As another example, U.S. Patent Application Publication No. 2008/0140853 A1 titled “PEER-TO-PEER STREAMING OF NON-LIVE CONTENT” (hereinafter “the '853 Publication”) proposes another use of a P2P network for streaming of non-live content. The '853 Publication's method is based on BitTorrent, a known scheduling algorithm that relies on a rarest-first strategy. The '853 Publication does not address live streaming content, and its proposed solution employing the BitTorrent scheduling algorithm does not appear to be suitable for live streaming content due, for instance, to its lack of time-sensitivity regarding the data being requested.
As still a further example, U.S. Patent Application Publication No. 2008/0037527 A1 titled “Peer-to-Peer Interactive Media-on-Demand” (hereinafter “the '527 Publication”) proposes a method for media-on-demand (MoD) communications in a P2P network. The '527 Publication proposes structuring and storing registration information including media information, play start time and locality of registering peer node. Then, upon receiving a request, a determination is made of a list of parent nodes that can optimally provide media downloading service to requesting peer in dependence of media information requested, its media play start time and locality information of requesting peer. Then, the requesting peer is connected to at least one of the parents to receive, buffer and play the media.
The '527 Publication proposes that each peer client buffers the media it has played for a certain period of time, depending on the size of its buffer. The client buffer is divided into three parts: 1) just played, which caches the media the peer has played; 2) ready to play, which stores the stream received and ready to be played; and 3) collecting, which is a space for collecting the stream from multiple parents (see e.g, paragraphs 0038-0041 of the '527 Publication). In the '527 Publication, for a peer y to become a parent of another peer x, its just played buffer must contain the stream data which is being collected by x. The '527 Publication proposes use of DHT, an efficient P2P searching technique, to identify parents for a peer to connect to, see e.g., paragraphs 0043-0046 of the '527 Publication.

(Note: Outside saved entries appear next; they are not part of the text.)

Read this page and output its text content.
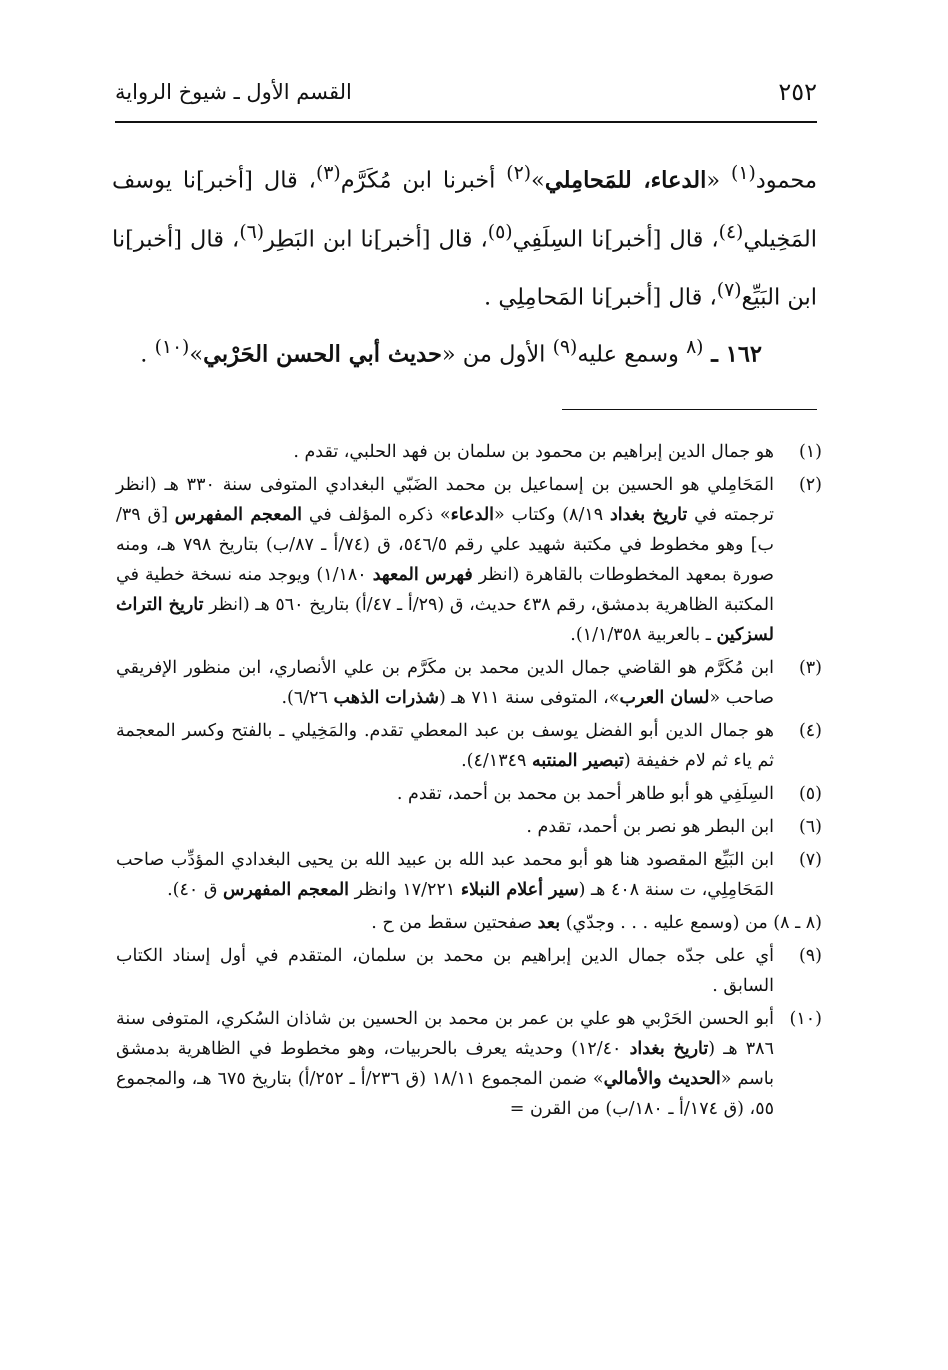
٢٥٢
القسم الأول ـ شيوخ الرواية
محمود$^{(١)}$ «الدعاء، للمَحامِلي»$^{(٢)}$ أخبرنا ابن مُكَرَّم$^{(٣)}$، قال [أخبر]نا يوسف المَخِيلي$^{(٤)}$، قال [أخبر]نا السِلَفِي$^{(٥)}$، قال [أخبر]نا ابن البَطِر$^{(٦)}$، قال [أخبر]نا ابن البَيِّع$^{(٧)}$، قال [أخبر]نا المَحامِلِي .
١٦٢ ـ $^{(٨}$ وسمع عليه$^{(٩)}$ الأول من «حديث أبي الحسن الحَرْبي»$^{(١٠)}$ .
(١)
هو جمال الدين إبراهيم بن محمود بن سلمان بن فهد الحلبي، تقدم .
(٢)
المَحَامِلي هو الحسين بن إسماعيل بن محمد الضَبّي البغدادي المتوفى سنة ٣٣٠ هـ (انظر ترجمته في تاريخ بغداد ٨/١٩) وكتاب «الدعاء» ذكره المؤلف في المعجم المفهرس [ق ٣٩/ب] وهو مخطوط في مكتبة شهيد علي رقم ٥٤٦/٥، ق (٧٤/أ ـ ٨٧/ب) بتاريخ ٧٩٨ هـ، ومنه صورة بمعهد المخطوطات بالقاهرة (انظر فهرس المعهد ١/١٨٠) ويوجد منه نسخة خطية في المكتبة الظاهرية بدمشق، رقم ٤٣٨ حديث، ق (٢٩/أ ـ ٤٧/أ) بتاريخ ٥٦٠ هـ (انظر تاريخ التراث لسزكين ـ بالعربية ١/١/٣٥٨).
(٣)
ابن مُكَرَّم هو القاضي جمال الدين محمد بن مكَرَّم بن علي الأنصاري، ابن منظور الإفريقي صاحب «لسان العرب»، المتوفى سنة ٧١١ هـ (شذرات الذهب ٦/٢٦).
(٤)
هو جمال الدين أبو الفضل يوسف بن عبد المعطي تقدم. والمَخِيلي ـ بالفتح وكسر المعجمة ثم ياء ثم لام خفيفة (تبصير المنتبه ٤/١٣٤٩).
(٥)
السِلَفِي هو أبو طاهر أحمد بن محمد بن أحمد، تقدم .
(٦)
ابن البطر هو نصر بن أحمد، تقدم .
(٧)
ابن البَيِّع المقصود هنا هو أبو محمد عبد الله بن عبيد الله بن يحيى البغدادي المؤدِّب صاحب المَحَامِلِي، ت سنة ٤٠٨ هـ (سير أعلام النبلاء ١٧/٢٢١ وانظر المعجم المفهرس ق ٤٠).
(٨ ـ ٨) من (وسمع عليه . . . وجدّي) بعد صفحتين سقط من ح .
(٩)
أي على جدّه جمال الدين إبراهيم بن محمد بن سلمان، المتقدم في أول إسناد الكتاب السابق .
(١٠)
أبو الحسن الحَرْبي هو علي بن عمر بن محمد بن الحسين بن شاذان السُكري، المتوفى سنة ٣٨٦ هـ (تاريخ بغداد ١٢/٤٠) وحديثه يعرف بالحربيات، وهو مخطوط في الظاهرية بدمشق باسم «الحديث والأمالي» ضمن المجموع ١٨/١١ (ق ٢٣٦/أ ـ ٢٥٢/أ) بتاريخ ٦٧٥ هـ، والمجموع ٥٥، (ق ١٧٤/أ ـ ١٨٠/ب) من القرن =
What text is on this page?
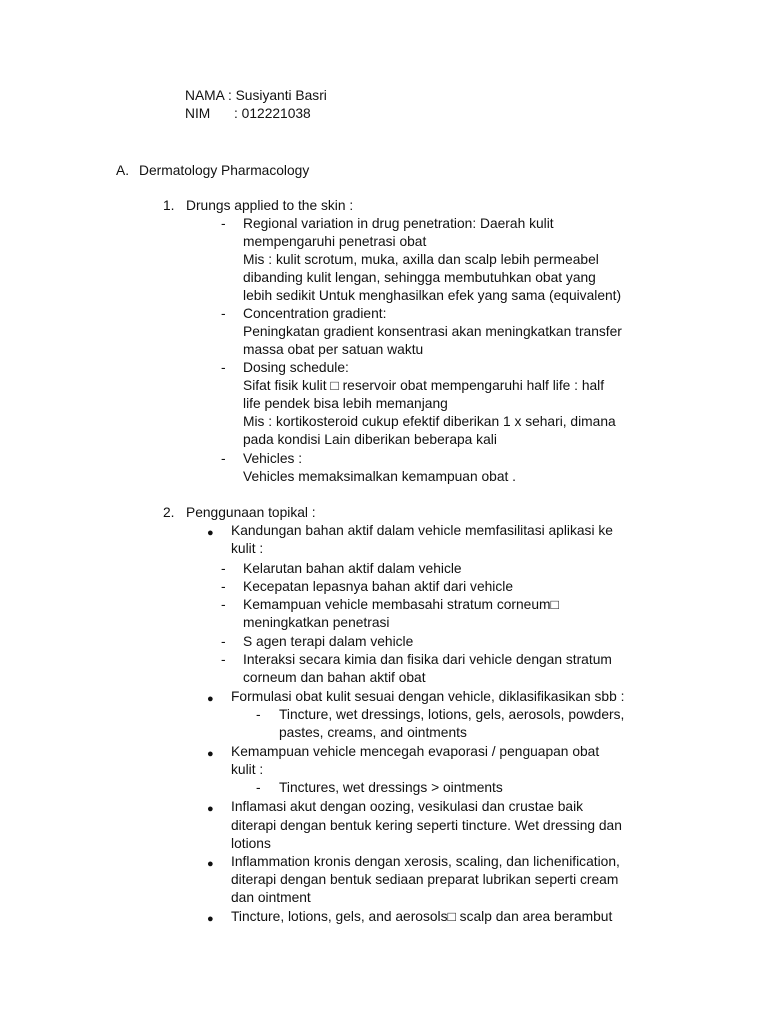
NAMA : Susiyanti Basri
NIM : 012221038
A. Dermatology Pharmacology
1. Drungs applied to the skin :
- Regional variation in drug penetration: Daerah kulit
mempengaruhi penetrasi obat
Mis : kulit scrotum, muka, axilla dan scalp lebih permeabel
dibanding kulit lengan, sehingga membutuhkan obat yang
lebih sedikit Untuk menghasilkan efek yang sama (equivalent)
- Concentration gradient:
Peningkatan gradient konsentrasi akan meningkatkan transfer
massa obat per satuan waktu
- Dosing schedule:
Sifat fisik kulit □ reservoir obat mempengaruhi half life : half
life pendek bisa lebih memanjang
Mis : kortikosteroid cukup efektif diberikan 1 x sehari, dimana
pada kondisi Lain diberikan beberapa kali
- Vehicles :
Vehicles memaksimalkan kemampuan obat .
2. Penggunaan topikal :
● Kandungan bahan aktif dalam vehicle memfasilitasi aplikasi ke
kulit :
- Kelarutan bahan aktif dalam vehicle
- Kecepatan lepasnya bahan aktif dari vehicle
- Kemampuan vehicle membasahi stratum corneum□
meningkatkan penetrasi
- S agen terapi dalam vehicle
- Interaksi secara kimia dan fisika dari vehicle dengan stratum
corneum dan bahan aktif obat
● Formulasi obat kulit sesuai dengan vehicle, diklasifikasikan sbb :
- Tincture, wet dressings, lotions, gels, aerosols, powders,
pastes, creams, and ointments
● Kemampuan vehicle mencegah evaporasi / penguapan obat
kulit :
- Tinctures, wet dressings > ointments
● Inflamasi akut dengan oozing, vesikulasi dan crustae baik
diterapi dengan bentuk kering seperti tincture. Wet dressing dan
lotions
● Inflammation kronis dengan xerosis, scaling, dan lichenification,
diterapi dengan bentuk sediaan preparat lubrikan seperti cream
dan ointment
● Tincture, lotions, gels, and aerosols□ scalp dan area berambut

The '527 Publication further explains its process as follows in paragraph 0047:                After connecting to several parents, the peer needs to coordinate its parents for streaming non-overlapping parts of the media. The preferred embodiment divides each media [into] W segments with each segment containing 1-second media, and then divides each segment further into M equal-sized blocks. For example, 1-second video of bitrate 450 kbps is divided into 64 blocks, and thus each block is about 900 bytes which fits into one packet. For each segment of media, a bitmap representation is sent to a parent fort [sp: “for”] requesting data blocks from that parent. Each block in the segment is represented by one bit, with the bit set to 1 indicating requesting block. With another 2-byte segment number, all data blocks in the media can be identified uniquely.        
The '527 Publication focuses on video-on-demand content distribution, and does not address live streaming content, for example.
A desire exists for an alternative and/or improved technique for scheduling data requests in a P2P network, particularly for a scheduling technique that is suitable for scheduling peer data requests for live streaming data.